TEHRAN, Young Journalists Club (YJC) - "Other countries import much less than the United States," said Ren, a co-owner of Hongyeshangqin Medical Science and Technology Co., Ltd. in the eastern city of Zibo.
From medical products to smartphone chips to soybeans, Beijing is responding to President Donald Trump's tariff hikes by pushing companies to trade more with other countries. But there are few substitutes for the United States as an export market and source of technology for industries including telecom equipment makers Chinese leaders are eager to develop.
Beijing has announced tariff cuts and other changes while rejecting U.S. demands to scale back plans such as "Made in China 2025," which calls for state-led creation of Chinese champions in robotics, biotech and other fields. American leaders say those violate Beijing's market-opening promises and might erode U.S. industrial leadership.
The response highlights the cost the ruling Communist Party is willing to pay in lost sales and jobs to stick to plans that are fueling conflict with Washington, Europe and other trading partners.
"China sees its technology and industrial policies as fundamental to its growth," Tianjie He of Oxford Economics said in an email. "It is thus hard to see China's leadership committing to significant changes."

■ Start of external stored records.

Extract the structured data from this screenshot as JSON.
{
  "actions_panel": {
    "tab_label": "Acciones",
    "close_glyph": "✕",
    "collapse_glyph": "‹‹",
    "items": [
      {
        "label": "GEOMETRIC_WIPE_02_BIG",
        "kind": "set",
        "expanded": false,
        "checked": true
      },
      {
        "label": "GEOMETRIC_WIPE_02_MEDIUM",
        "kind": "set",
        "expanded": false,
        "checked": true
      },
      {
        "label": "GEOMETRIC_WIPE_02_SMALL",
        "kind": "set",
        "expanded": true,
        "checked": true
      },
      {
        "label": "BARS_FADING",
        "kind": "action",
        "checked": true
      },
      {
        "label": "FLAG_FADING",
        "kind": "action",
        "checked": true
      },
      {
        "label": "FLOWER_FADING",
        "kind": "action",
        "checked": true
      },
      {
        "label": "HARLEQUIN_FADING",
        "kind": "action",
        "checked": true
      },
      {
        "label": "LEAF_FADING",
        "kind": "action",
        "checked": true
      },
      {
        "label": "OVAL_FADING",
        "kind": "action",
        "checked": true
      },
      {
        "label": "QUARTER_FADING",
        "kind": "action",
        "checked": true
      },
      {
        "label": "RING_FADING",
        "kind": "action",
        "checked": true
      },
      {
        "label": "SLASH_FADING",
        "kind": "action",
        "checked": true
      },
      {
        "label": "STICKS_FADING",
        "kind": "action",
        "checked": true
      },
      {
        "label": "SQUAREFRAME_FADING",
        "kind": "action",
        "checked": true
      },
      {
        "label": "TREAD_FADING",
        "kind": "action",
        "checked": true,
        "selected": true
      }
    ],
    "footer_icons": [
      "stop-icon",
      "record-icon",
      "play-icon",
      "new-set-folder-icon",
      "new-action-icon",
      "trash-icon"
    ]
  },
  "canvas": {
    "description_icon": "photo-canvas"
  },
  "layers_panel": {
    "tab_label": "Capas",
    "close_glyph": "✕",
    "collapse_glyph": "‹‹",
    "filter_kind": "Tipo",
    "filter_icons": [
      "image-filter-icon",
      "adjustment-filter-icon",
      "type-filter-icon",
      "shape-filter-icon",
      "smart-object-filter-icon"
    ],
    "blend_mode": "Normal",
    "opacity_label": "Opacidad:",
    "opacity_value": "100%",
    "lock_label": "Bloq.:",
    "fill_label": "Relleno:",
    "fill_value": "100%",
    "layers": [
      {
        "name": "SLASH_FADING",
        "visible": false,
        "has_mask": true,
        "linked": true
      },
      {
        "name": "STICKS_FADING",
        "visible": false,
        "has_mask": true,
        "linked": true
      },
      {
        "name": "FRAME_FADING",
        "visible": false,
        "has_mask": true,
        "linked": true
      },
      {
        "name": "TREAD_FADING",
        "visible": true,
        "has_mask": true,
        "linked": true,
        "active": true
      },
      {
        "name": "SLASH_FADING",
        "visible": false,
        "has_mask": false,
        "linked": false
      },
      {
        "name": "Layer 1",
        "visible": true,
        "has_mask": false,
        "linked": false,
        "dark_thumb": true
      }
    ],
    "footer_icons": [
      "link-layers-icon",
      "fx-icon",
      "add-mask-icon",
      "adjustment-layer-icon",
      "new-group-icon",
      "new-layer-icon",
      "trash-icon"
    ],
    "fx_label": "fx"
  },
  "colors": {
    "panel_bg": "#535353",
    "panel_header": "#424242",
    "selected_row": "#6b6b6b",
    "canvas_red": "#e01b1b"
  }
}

Trump has raised duties on a total of $50 billion of Chinese imports including ultrasound scanners and industrial components that Washington says benefit from improper policies. China retaliated with similar penalties.
The U.S. is poised to raise duties on $200 billion of imports including the gloves made by Ren's company. Beijing has issued a list of American goods for retaliation.
The impact on China is "small and is containable, at least for the time being," said Vincent Chan of Credit Suisse. He said the "worst case" outlook if all threatened U.S. tariff hikes go ahead would cut China's growth by 0.2 percentage points this year and 1.3 percent in 2019.
Chinese leaders have tried to cushion the blow to their own economy by targeting American goods its importers can get from other countries — soybeans from Brazil, gas from Russia, cars from Germany and fish from Vietnam.
Beijing has promised to use revenue from the higher tariffs to help struggling exporters and has ordered banks to lend more freely to them.
The biggest jolt so far came from Beijing's cancellation of orders for soybeans, the biggest American export to China at $21 billion last year. That hammered farm states that voted for Trump in the 2016 election. It also pushed up prices for Chinese farmers that use soybeans for animal feed and food processors that crush them for cooking oil.
That could be a windfall for Brazil. But China already is its top market and consumes two-thirds of the global supply. Chinese total imports last year of 95 million metric tons were 50 percent more than the South American giant's entire exports.
"The Chinese can talk all they want about finding other sources of soybeans," but 80 percent come from the United States, Brazil and Argentina, said Michael Cordonnier, president of Soybean & Corn Advisor, Inc., a U.S. research firm.